What you need to know before you get a new pet


Are your kids begging you for a pet this April school vacation? It could be a great thing for your family.

It may teach them responsibility and a lesson on caring for another living thing.

You also need to ask yourself are your kids mature enough and will they follow through on taking care of the new pet?

Connie Kile from the Providence Animal Rescue League joined The Rhode Show Wednesday to offer some advice.

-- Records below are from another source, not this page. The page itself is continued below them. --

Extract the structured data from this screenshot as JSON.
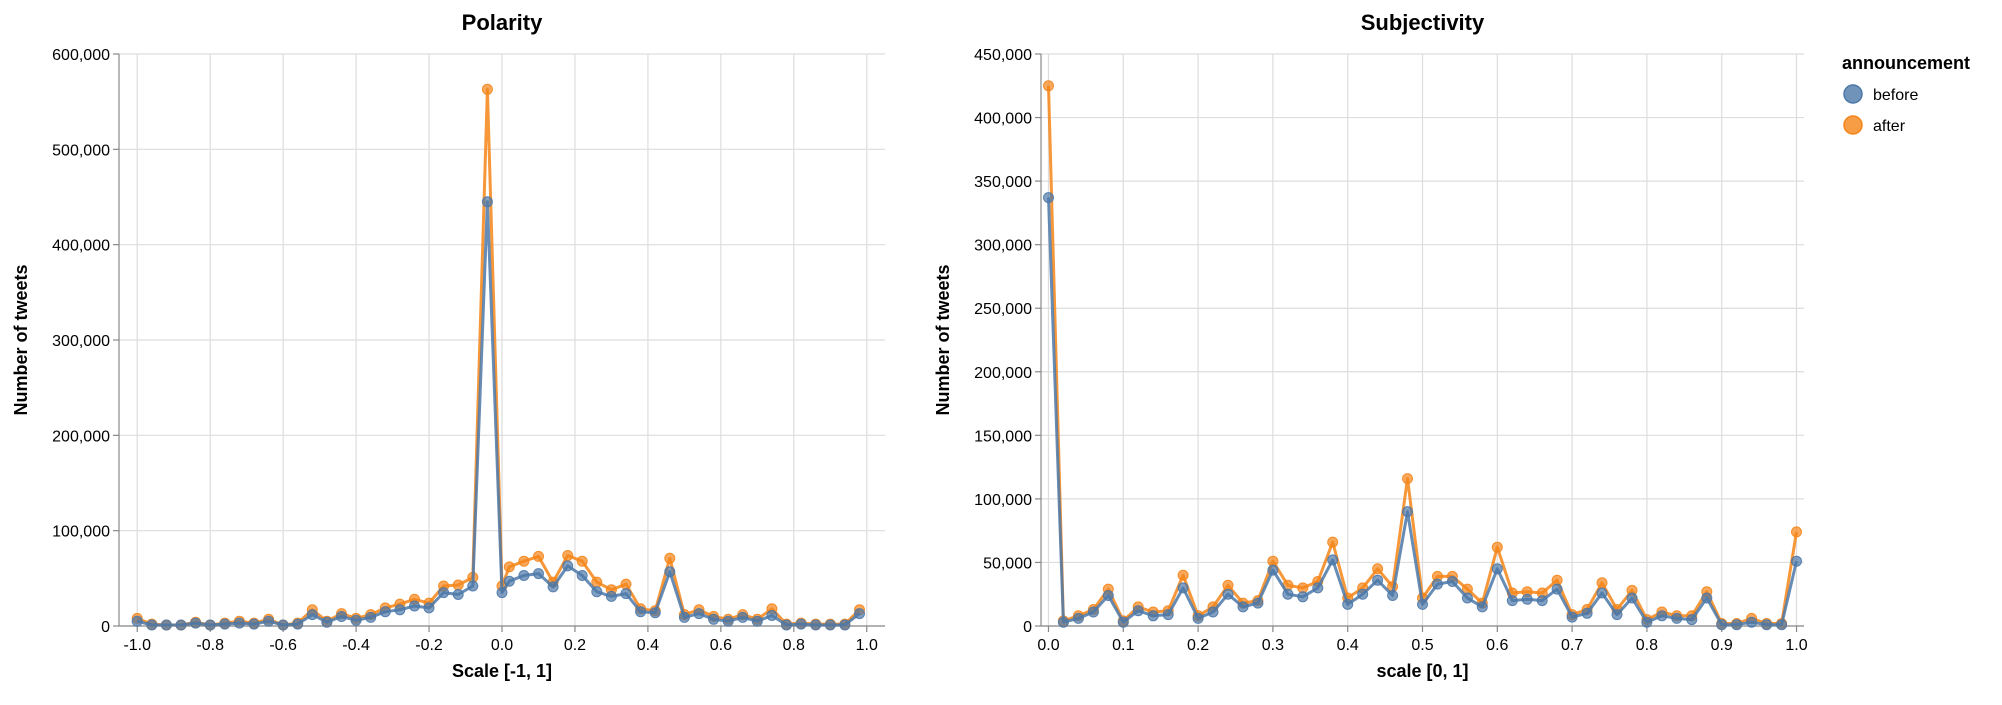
{
  "colors": {
    "before": "#4c78a8",
    "after": "#f58518"
  },
  "legend": {
    "title": "announcement",
    "items": [
      {
        "label": "before",
        "color": "#4c78a8"
      },
      {
        "label": "after",
        "color": "#f58518"
      }
    ]
  },
  "chart_data": [
    {
      "type": "line",
      "title": "Polarity",
      "xlabel": "Scale [-1, 1]",
      "ylabel": "Number of tweets",
      "xlim": [
        -1.05,
        1.05
      ],
      "ylim": [
        0,
        600000
      ],
      "xticks": [
        -1.0,
        -0.8,
        -0.6,
        -0.4,
        -0.2,
        0.0,
        0.2,
        0.4,
        0.6,
        0.8,
        1.0
      ],
      "xtick_labels": [
        "-1.0",
        "-0.8",
        "-0.6",
        "-0.4",
        "-0.2",
        "0.0",
        "0.2",
        "0.4",
        "0.6",
        "0.8",
        "1.0"
      ],
      "yticks": [
        0,
        100000,
        200000,
        300000,
        400000,
        500000,
        600000
      ],
      "ytick_labels": [
        "0",
        "100,000",
        "200,000",
        "300,000",
        "400,000",
        "500,000",
        "600,000"
      ],
      "grid": true,
      "x": [
        -1.0,
        -0.96,
        -0.92,
        -0.88,
        -0.84,
        -0.8,
        -0.76,
        -0.72,
        -0.68,
        -0.64,
        -0.6,
        -0.56,
        -0.52,
        -0.48,
        -0.44,
        -0.4,
        -0.36,
        -0.32,
        -0.28,
        -0.24,
        -0.2,
        -0.16,
        -0.12,
        -0.08,
        -0.04,
        0.0,
        0.02,
        0.06,
        0.1,
        0.14,
        0.18,
        0.22,
        0.26,
        0.3,
        0.34,
        0.38,
        0.42,
        0.46,
        0.5,
        0.54,
        0.58,
        0.62,
        0.66,
        0.7,
        0.74,
        0.78,
        0.82,
        0.86,
        0.9,
        0.94,
        0.98
      ],
      "series": [
        {
          "name": "before",
          "values": [
            5000,
            1000,
            1000,
            1000,
            3000,
            1000,
            2000,
            3000,
            2000,
            5000,
            1000,
            2000,
            12000,
            4000,
            10000,
            6000,
            9000,
            15000,
            17000,
            21000,
            19000,
            35000,
            33000,
            42000,
            445000,
            35000,
            47000,
            53000,
            55000,
            41000,
            63000,
            53000,
            36000,
            31000,
            34000,
            15000,
            14000,
            57000,
            9000,
            13000,
            7000,
            5000,
            9000,
            5000,
            11000,
            1000,
            2000,
            1000,
            1000,
            1000,
            13000
          ]
        },
        {
          "name": "after",
          "values": [
            8000,
            2000,
            1000,
            1000,
            4000,
            1000,
            3000,
            5000,
            3000,
            7000,
            1000,
            3000,
            17000,
            5000,
            13000,
            8000,
            12000,
            19000,
            23000,
            28000,
            24000,
            42000,
            43000,
            51000,
            563000,
            42000,
            62000,
            68000,
            73000,
            46000,
            74000,
            68000,
            46000,
            38000,
            44000,
            18000,
            16000,
            71000,
            12000,
            17000,
            10000,
            7000,
            12000,
            7000,
            18000,
            2000,
            3000,
            2000,
            2000,
            2000,
            17000
          ]
        }
      ]
    },
    {
      "type": "line",
      "title": "Subjectivity",
      "xlabel": "scale [0, 1]",
      "ylabel": "Number of tweets",
      "xlim": [
        -0.01,
        1.01
      ],
      "ylim": [
        0,
        450000
      ],
      "xticks": [
        0.0,
        0.1,
        0.2,
        0.3,
        0.4,
        0.5,
        0.6,
        0.7,
        0.8,
        0.9,
        1.0
      ],
      "xtick_labels": [
        "0.0",
        "0.1",
        "0.2",
        "0.3",
        "0.4",
        "0.5",
        "0.6",
        "0.7",
        "0.8",
        "0.9",
        "1.0"
      ],
      "yticks": [
        0,
        50000,
        100000,
        150000,
        200000,
        250000,
        300000,
        350000,
        400000,
        450000
      ],
      "ytick_labels": [
        "0",
        "50,000",
        "100,000",
        "150,000",
        "200,000",
        "250,000",
        "300,000",
        "350,000",
        "400,000",
        "450,000"
      ],
      "grid": true,
      "x": [
        0.0,
        0.02,
        0.04,
        0.06,
        0.08,
        0.1,
        0.12,
        0.14,
        0.16,
        0.18,
        0.2,
        0.22,
        0.24,
        0.26,
        0.28,
        0.3,
        0.32,
        0.34,
        0.36,
        0.38,
        0.4,
        0.42,
        0.44,
        0.46,
        0.48,
        0.5,
        0.52,
        0.54,
        0.56,
        0.58,
        0.6,
        0.62,
        0.64,
        0.66,
        0.68,
        0.7,
        0.72,
        0.74,
        0.76,
        0.78,
        0.8,
        0.82,
        0.84,
        0.86,
        0.88,
        0.9,
        0.92,
        0.94,
        0.96,
        0.98,
        1.0
      ],
      "series": [
        {
          "name": "before",
          "values": [
            337000,
            3000,
            6000,
            11000,
            24000,
            3000,
            12000,
            8000,
            9000,
            30000,
            6000,
            11000,
            25000,
            15000,
            18000,
            44000,
            25000,
            23000,
            30000,
            52000,
            17000,
            25000,
            36000,
            24000,
            90000,
            17000,
            33000,
            35000,
            22000,
            15000,
            45000,
            20000,
            21000,
            20000,
            29000,
            7000,
            10000,
            26000,
            9000,
            22000,
            3000,
            8000,
            6000,
            5000,
            22000,
            1000,
            1000,
            3000,
            1000,
            1000,
            51000
          ]
        },
        {
          "name": "after",
          "values": [
            425000,
            4000,
            8000,
            13000,
            29000,
            4000,
            15000,
            11000,
            12000,
            40000,
            8000,
            15000,
            32000,
            18000,
            20000,
            51000,
            32000,
            30000,
            35000,
            66000,
            22000,
            30000,
            45000,
            31000,
            116000,
            22000,
            39000,
            39000,
            29000,
            18000,
            62000,
            26000,
            27000,
            26000,
            36000,
            9000,
            13000,
            34000,
            13000,
            28000,
            5000,
            11000,
            8000,
            8000,
            27000,
            2000,
            2000,
            6000,
            2000,
            2000,
            74000
          ]
        }
      ]
    }
  ]
}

Tips on Helping Kids & Pets Live Harmoniously

Many parents will be faced with the inevitable request from their kids: Can we get a pet? If you determine that your family is in a position to take on the responsibility for a cat, dog, bird, guinea pig, rabbit or other animal, here’s some tips on why it may be a good idea and how to make the addition an easy one!
Where to get a pet? Try the Adoption Option
Adopting a pet who needs a new home is a great way to illustrate to kids that circumstances are sometimes beyond our control, even if we’ve done everything “right.” While a cat or dog may not have been a good fit for his former family, he’s getting a second chance at love with yours. Opting to save a life is a valuable lesson to learn at a young age. Do research together on what type of pet would be best for your family.

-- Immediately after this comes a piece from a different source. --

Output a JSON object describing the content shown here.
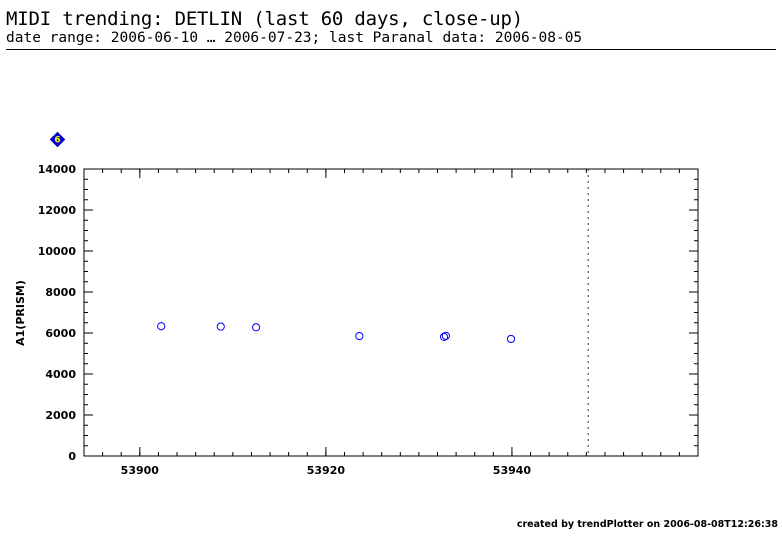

Parents are primary caretakers
If you’re getting a cat or a dog for your children, it’s unrealistic to expect the kiddies to do all the work. No matter how mature your child is, he will need help handling the daily needs of a cat or dog. Sometimes a pet that requires a little less maintenance, like a hamster or a fish, may be a more suitable option.

Supervision is key
Supervision is needed at all times between children and pets. Young children may unwittingly mishandle or hurt puppies and kittens, who are particularly vulnerable to being injured. On the other hand, baby animals may have needle-sharp nails and teeth that can hurt children. Being present will provide you the opportunity to teach all involved how to interact with each other in a respectful and loving way.

Teach “Gentle” at an early age
You can never start too early to teach your child what a “gentle” touch is and where they can and cannot touch an animal. Hold your babies hands to stroke a pet. Teach them that “hugs” are for humans not for pets. With time and patience, pets can learn that these little humans are okay and mean well.

Create a family schedule
Creating a schedule is a great way to get the family involved in your pet’s care and ensure that no one forgets to walk the dog or feed the cat. It will also help foster a positive bonding relationships between your new furry friend and everyone in the house.

Become a foster family
Feel hesitant about adopting? If so, consider fostering a shelter animal in your home first. This allows for a test run and lets you figure out whether a new animal will click with your kids or another pet. Shelters are always in need of families who can share their home temporarily with an animal in need of a week or two of care.